Der Streit um Mucosolvan Phyto Complete geht in die nächste Runde. Vor dem Oberlandesgericht (OLG) München wird um Schadenersatz gestritten. Nattermann, die OTC-Sparte von Sanofi, fordert vom Schutzverband gegen Unwesen in der Wirtschaft nicht weniger als 30 Millionen Euro. Mit Vehemenz versuchten die Anwälte des Herstellers den Vorsitzenden Richter zu überzeugen.
Anfang 2019 wurde Sanofi mit einer Einstweiligung Verfügung untersagt, Mucosolvan Phyto Complete als Medizinprodukt zu vertreiben. Aus der Sicht des Schutzverbands lag kein Medizinprodukt, sondern ein zulassungspflichtiges Arzneimittel vor: Einerseits sei das Produkt wie ein Arzneimittel aufgemacht (Präsentationsarzneimittel), andererseits sei auch von einer pharmakologischen Wirkung auszugehen (Funktionsarzneimittel). Im Eilverfahren gaben Landgericht (LG) und OLG Frankfurt dem Kontrollverein recht. Der Konzern musste den erst wenige Monate zuvor eingeführten Hustensaft daraufhin überstürzt vom Markt nehmen.
Unter dem Namen Naturalis brachte Sanofi 2021 die aus dem Produkt bekannte Kombination aus Thymian, Spitzwegerich und Honig wieder auf den Markt. Die zweite Chance verdankte der Hersteller einer Entscheidung des OLG Frankfurt, das sich an eine Stellungnahme des Bundesinstituts für Arzneimittel und Medizinprodukte (BfArM) gebunden sah. Dort wurde bestätigt, dass es sich nicht um ein Arzneimittel handelt. Im Markt setzte sich das Präparat nicht durch; Anfang 2025 verschwand das Produkt letztlich ganz.
Der Rechtsstreit geht jedoch weiter. Nattermann fordert wegen des durch die Einstweilige Verfügung ausgelösten Vertriebsstops jetzt Schadenersatz vom Schutzverband. Das wurde jedoch in erster Instanz abgelehnt. Vor dem OLG in München soll jetzt geprüft werden, ob diese Entscheidung Bestand hat. Es geht um viel Geld: Der Streitwert liegt bei 30 Millionen Euro, die Höchstmarke wie der Vorsitzende Richter sagt.
Nach Prüfung der Sachlage gab er in der Verhandlung eine erste Tendenz ab: Nach derzeitiger vorläufiger Aufassung gehe man davon aus, dass das LG im Ergebnis richtig entschieden haben dürfte, sagt er. Nattermann dürfte kein Schadenersatzanspruch zustehen. Zum einen könne die Einstweilige Verfügung nicht als von Anfang an als ungerechtfertigt angesehen werden. Auch aus anderen Gründen hätte das Produkt in damaliger Aufmachung nicht in Verkehr gebracht werden dürfen.

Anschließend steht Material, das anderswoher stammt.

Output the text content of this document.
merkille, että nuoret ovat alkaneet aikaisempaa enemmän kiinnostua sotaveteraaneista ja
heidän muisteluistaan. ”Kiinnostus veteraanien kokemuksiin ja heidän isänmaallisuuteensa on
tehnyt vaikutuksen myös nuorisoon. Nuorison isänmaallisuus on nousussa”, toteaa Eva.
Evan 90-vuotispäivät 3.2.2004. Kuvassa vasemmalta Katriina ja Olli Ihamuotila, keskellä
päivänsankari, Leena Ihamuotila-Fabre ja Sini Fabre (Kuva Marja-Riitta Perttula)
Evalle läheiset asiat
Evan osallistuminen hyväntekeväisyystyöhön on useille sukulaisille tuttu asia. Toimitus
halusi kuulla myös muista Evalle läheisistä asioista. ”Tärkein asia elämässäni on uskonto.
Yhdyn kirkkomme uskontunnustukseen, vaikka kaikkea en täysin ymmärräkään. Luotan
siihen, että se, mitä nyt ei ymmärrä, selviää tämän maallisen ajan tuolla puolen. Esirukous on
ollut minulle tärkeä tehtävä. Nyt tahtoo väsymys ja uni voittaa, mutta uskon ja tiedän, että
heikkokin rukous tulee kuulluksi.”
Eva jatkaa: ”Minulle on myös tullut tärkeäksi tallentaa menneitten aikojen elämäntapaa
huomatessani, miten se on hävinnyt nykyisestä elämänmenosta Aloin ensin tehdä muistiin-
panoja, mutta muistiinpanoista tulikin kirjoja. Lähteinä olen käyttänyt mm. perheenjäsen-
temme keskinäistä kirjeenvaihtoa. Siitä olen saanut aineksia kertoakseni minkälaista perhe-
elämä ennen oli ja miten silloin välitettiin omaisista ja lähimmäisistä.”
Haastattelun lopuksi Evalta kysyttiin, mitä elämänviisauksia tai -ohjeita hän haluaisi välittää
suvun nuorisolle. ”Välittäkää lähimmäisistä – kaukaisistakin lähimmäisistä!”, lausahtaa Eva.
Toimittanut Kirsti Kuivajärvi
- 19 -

Die Anwälte von Nattermann hielten dagegen. In der etwa anderthalb Stunden dauernden Verhandlung beriefen sie sich immer wieder auf die Wirkung des BfArM-Bescheids, wonach es sich nicht um ein Arzneimittel gehandelt habe. Wenn das BfArM zum Entschluss komme, dass es sich nicht um ein Arzneimittel handele, dann sei das auch so. „Die Statusentscheidung des BfArM kann nicht in zeitliche Abschnitte unterteilt werden, diese gilt für gesamte Lebensdauer des Produkts“, betonten die Juristen.
Der beklagte Schutzverband hielt dagegen: Die rechtliche Regelung des Bescheids könne nicht binden, bevor der Bescheid da sei. Sie könne nicht rückwirkend eine rechtliche Einschätzung falsch machen.
Der Vorsitzende Richter betonte auch, dass es zusätzlich zur Einstufungsfrage noch die Aufmachung gebe. Wenn diese angepasst worden wäre, hätte es keine Beanstandung mehr gegeben. Damit wäre ein genereller Vertriebsstopp verhindert worden. In der Verhandlung seien „viele spannende Rechtsfragen“ gefallen und es gehe um viel Geld. Deshalb würden die Argumente nochmals geprüft und Ende Juni entschieden.